With my children, I find it very easy to panic and worry about all the “what if’s” that could happen to them. What if they fell out of their bunk beds? What if they got hurt at the playground? What if they fell out of a tree? What if I do a terrible job homeschooling them and they grow up to be absolute idiots?
Again, this doesn’t mean that I shirk my responsibilities to care for others, for God’s Law even says to build a railing around my balconies so that no one will fall and get hurt. But worrying about what if’s that I can’t possibly control? Nope, that’s how the pagans run.
“For God did not give us a spirit of timidity, but a spirit of power, of love and of self-discipline” (2 Timothy 1:7).
God will take care of my future.
Jesus said that the birds of the air “do not sow or reap or store away in barns, and yet your heavenly Father feeds them” (Matthew 6:26). Yes, birds work, but no, they don’t worry about harvest time, whether the crop will be good or whether bad weather will destroy it, or whether rising prices will cause a recession, or whether they had better eat a little less this year in case they need to store more for bad times.
Bad times happen, even for the birds. Bad times happened for the people of Israel, too, yet God fed his prophet Elijah. God fed His people in the wilderness. God cared and fed for His own Son.
God is sovereign over all history, my future included. He isn’t up in heaven wringing His hands, wondering how He’ll manage when evil men keep messing up His creation. Worrying about the outcome of history, whether wars or finances or health or hard times, is silly when I realize Who’s in charge. Nope, that’s how the pagans run.
God will take care of my time.
The NIV says, “Who of you by worrying can add a single hour to his life?” The KJV says, “Which of you by taking thought can add one cubit unto his stature?” Either way, this is referring to my time. Worry doesn’t add anything to my life. It doesn’t change anything. Planning is fine, but I know it has become worry when my head is swirling with thoughts that don’t accomplish anything. Even worse, when my swirling thoughts result in dizzying circles of actions, I have left the place of trusting calm.
“My times are in your hand” (Psalm 31:15).
“Though he slay me, yet will I hope in him” (Job 13:15).
This doesn’t mean that I can’t make any plans, but it does mean that I acknowledge that all my plans are “tentative.” It’s all up to Him and to His loving, gracious, good, and all-knowing time table.
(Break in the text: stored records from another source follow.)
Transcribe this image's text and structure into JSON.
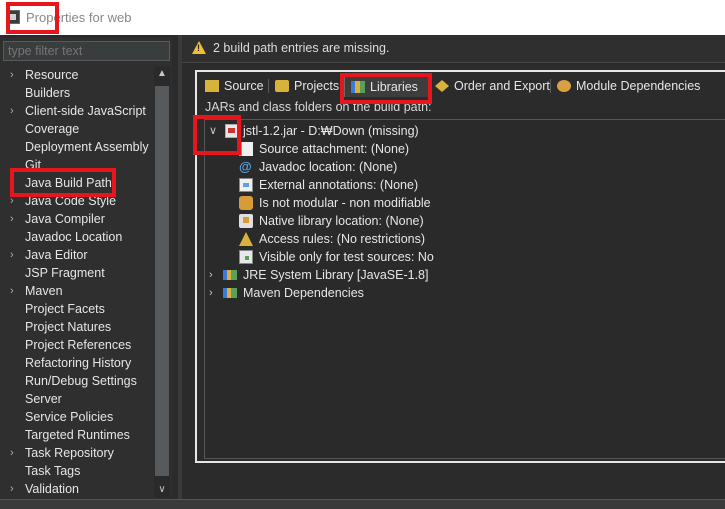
{
  "window": {
    "title": "Properties for web"
  },
  "filter": {
    "placeholder": "type filter text"
  },
  "sidebar": {
    "items": [
      {
        "label": "Resource",
        "expandable": true
      },
      {
        "label": "Builders",
        "expandable": false
      },
      {
        "label": "Client-side JavaScript",
        "expandable": true
      },
      {
        "label": "Coverage",
        "expandable": false
      },
      {
        "label": "Deployment Assembly",
        "expandable": false
      },
      {
        "label": "Git",
        "expandable": false
      },
      {
        "label": "Java Build Path",
        "expandable": false,
        "selected": true
      },
      {
        "label": "Java Code Style",
        "expandable": true
      },
      {
        "label": "Java Compiler",
        "expandable": true
      },
      {
        "label": "Javadoc Location",
        "expandable": false
      },
      {
        "label": "Java Editor",
        "expandable": true
      },
      {
        "label": "JSP Fragment",
        "expandable": false
      },
      {
        "label": "Maven",
        "expandable": true
      },
      {
        "label": "Project Facets",
        "expandable": false
      },
      {
        "label": "Project Natures",
        "expandable": false
      },
      {
        "label": "Project References",
        "expandable": false
      },
      {
        "label": "Refactoring History",
        "expandable": false
      },
      {
        "label": "Run/Debug Settings",
        "expandable": false
      },
      {
        "label": "Server",
        "expandable": false
      },
      {
        "label": "Service Policies",
        "expandable": false
      },
      {
        "label": "Targeted Runtimes",
        "expandable": false
      },
      {
        "label": "Task Repository",
        "expandable": true
      },
      {
        "label": "Task Tags",
        "expandable": false
      },
      {
        "label": "Validation",
        "expandable": true
      }
    ]
  },
  "message": {
    "text": "2 build path entries are missing.",
    "icon": "warning-icon"
  },
  "tabs": [
    {
      "label": "Source",
      "icon": "source-icon"
    },
    {
      "label": "Projects",
      "icon": "projects-icon"
    },
    {
      "label": "Libraries",
      "icon": "libraries-icon",
      "active": true
    },
    {
      "label": "Order and Export",
      "icon": "order-export-icon"
    },
    {
      "label": "Module Dependencies",
      "icon": "module-icon"
    }
  ],
  "libraries": {
    "description": "JARs and class folders on the build path:",
    "jar": {
      "label": "jstl-1.2.jar - D:₩Down (missing)",
      "attributes": [
        "Source attachment: (None)",
        "Javadoc location: (None)",
        "External annotations: (None)",
        "Is not modular - non modifiable",
        "Native library location: (None)",
        "Access rules: (No restrictions)",
        "Visible only for test sources: No"
      ]
    },
    "containers": [
      "JRE System Library [JavaSE-1.8]",
      "Maven Dependencies"
    ]
  },
  "colors": {
    "highlight": "#e8151d",
    "background": "#2b2b2b",
    "text": "#e6e6e6"
  }
}
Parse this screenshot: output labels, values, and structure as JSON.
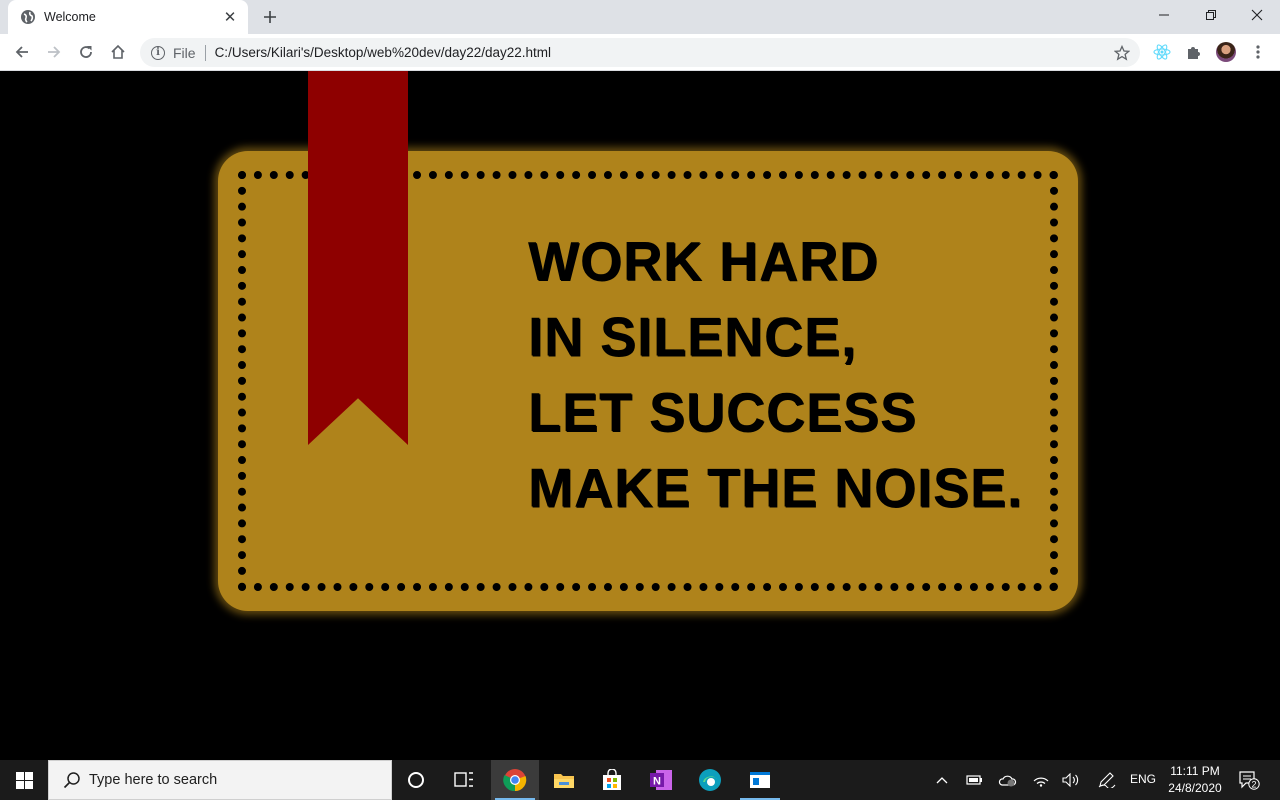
{
  "browser": {
    "tab": {
      "title": "Welcome",
      "favicon": "globe-icon",
      "close_icon": "close-icon"
    },
    "new_tab_icon": "plus-icon",
    "window_controls": [
      "minimize-icon",
      "restore-icon",
      "close-icon"
    ],
    "toolbar": {
      "back_icon": "back-arrow-icon",
      "forward_icon": "forward-arrow-icon",
      "reload_icon": "reload-icon",
      "home_icon": "home-icon"
    },
    "omnibox": {
      "scheme_label": "File",
      "url": "C:/Users/Kilari's/Desktop/web%20dev/day22/day22.html",
      "info_icon": "info-icon",
      "bookmark_icon": "star-icon"
    },
    "extensions": [
      "react-devtools-icon",
      "puzzle-icon"
    ],
    "menu_icon": "kebab-menu-icon"
  },
  "page": {
    "quote_lines": [
      "WORK HARD",
      "IN SILENCE,",
      "LET SUCCESS",
      "MAKE THE NOISE."
    ],
    "colors": {
      "background": "#000000",
      "card": "#af831b",
      "ribbon": "#8e0000",
      "text": "#000000"
    }
  },
  "taskbar": {
    "search_placeholder": "Type here to search",
    "apps": [
      "cortana-icon",
      "task-view-icon",
      "chrome-icon",
      "file-explorer-icon",
      "microsoft-store-icon",
      "onenote-icon",
      "edge-icon",
      "app-window-icon"
    ],
    "tray": [
      "chevron-up-icon",
      "battery-icon",
      "onedrive-icon",
      "wifi-icon",
      "volume-icon",
      "pen-icon"
    ],
    "language": "ENG",
    "time": "11:11 PM",
    "date": "24/8/2020",
    "notification_count": "2"
  }
}
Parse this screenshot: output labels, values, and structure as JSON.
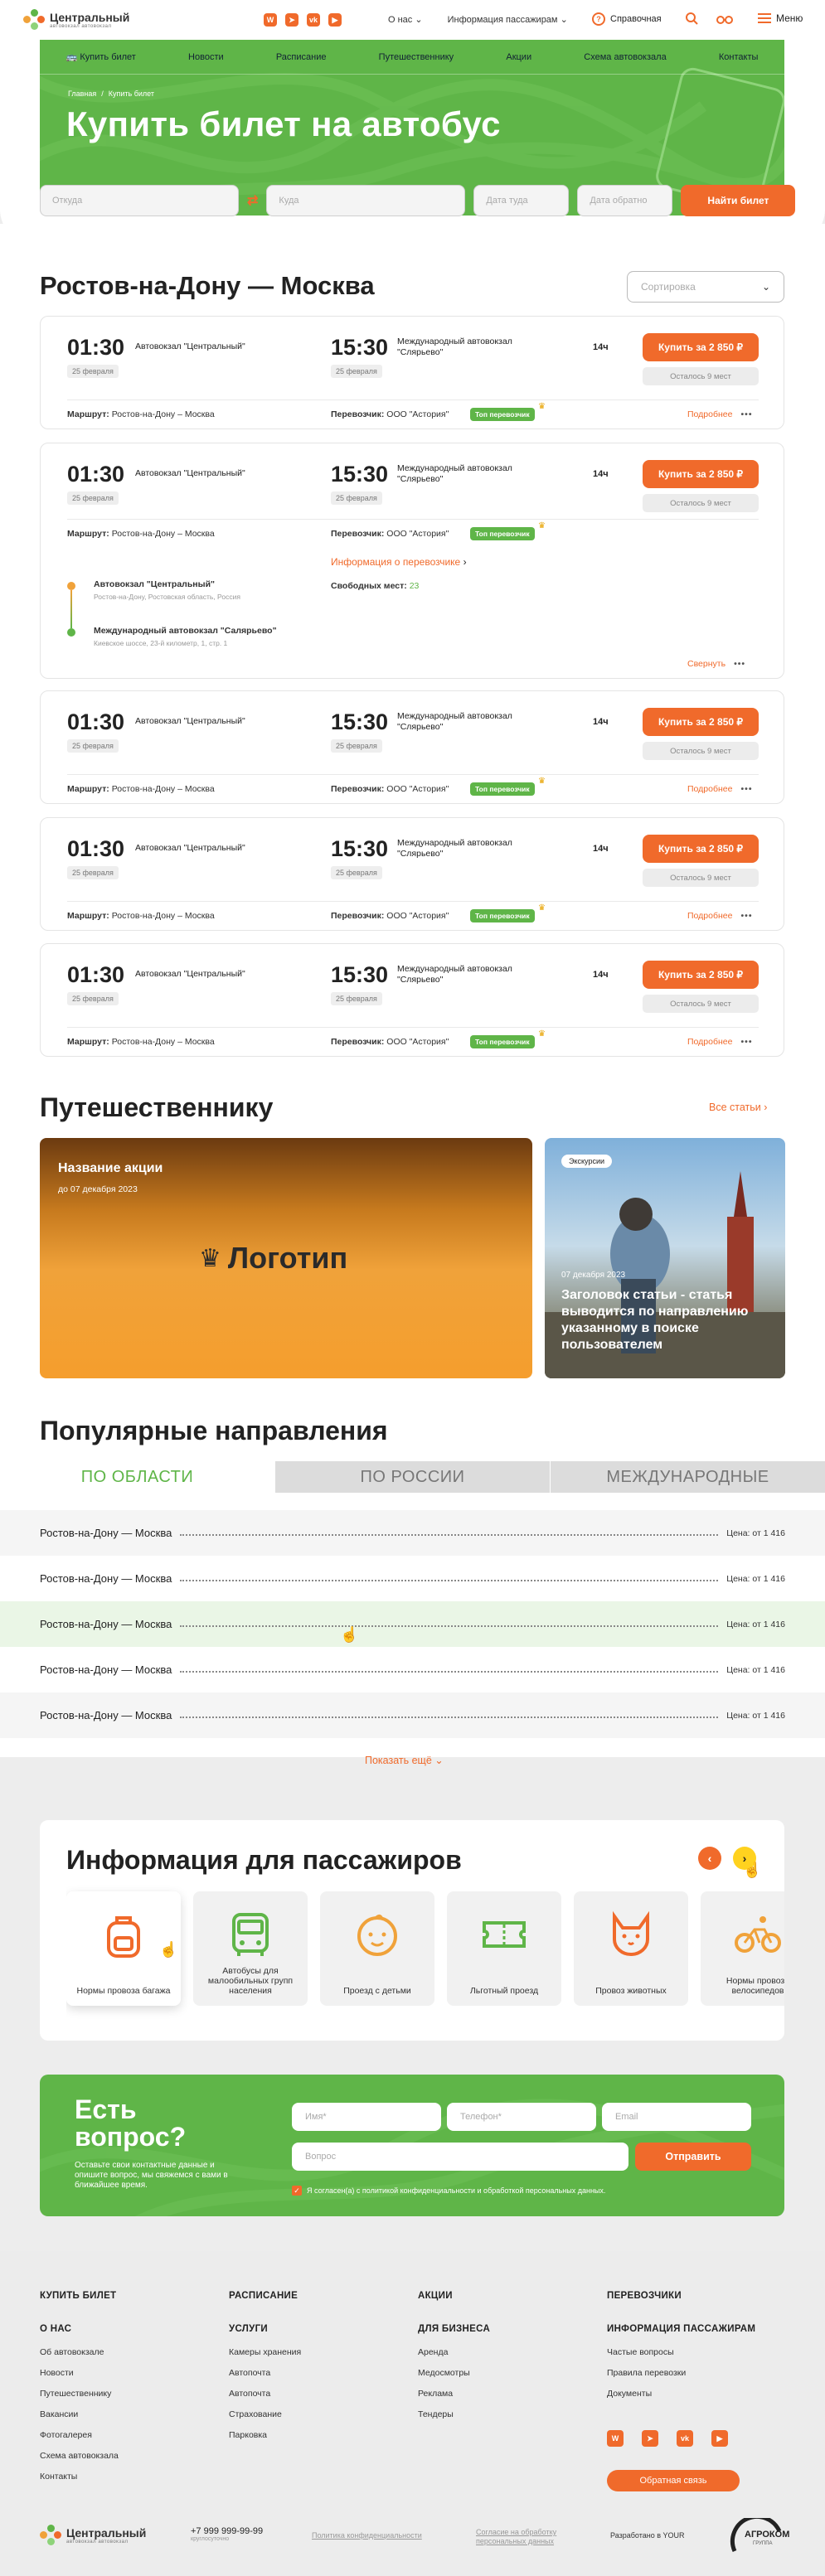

“Now listen, you who say,’ Today or tomorrow we will go to this or that city, spend a year there, carry on business and make money.’ Why, you do not even know what will happen tomorrow. What is your life? You are a mist that appears for a little while and then vanishes. Instead, you ought to say, ‘If it is the [Master’s] will, we will live and do this or that'” (James 4:13-15).
My time is to be used at my Master’s discretion, to be changed according to His liking. Making endless schedules, worrying when I can’t live up to them, and getting grumpy in the meantime all have no place in a Kingdom-Dweller’s life. Nope, that’s how the pagans run.
God will take care of tomorrow.
This pretty well sums it up. I can “worry” about anything I want to, as long as it’s limited to today. Today isn’t worry. Today is being a wise steward of what God has given me. It’s the only thing that is for sure.
Yesterday is past, and I can’t change it. Worrying about it is called “guilt,” yet Jesus has taken care of all my past.
Tomorrow is future, and I can’t control it. Worrying about it is called “fear,” yet Jesus has planned all my future.
God says today has plenty of things that I can control. God says that I should spend my today on His kingdom and on His righteousness, and He’ll take care of everything else.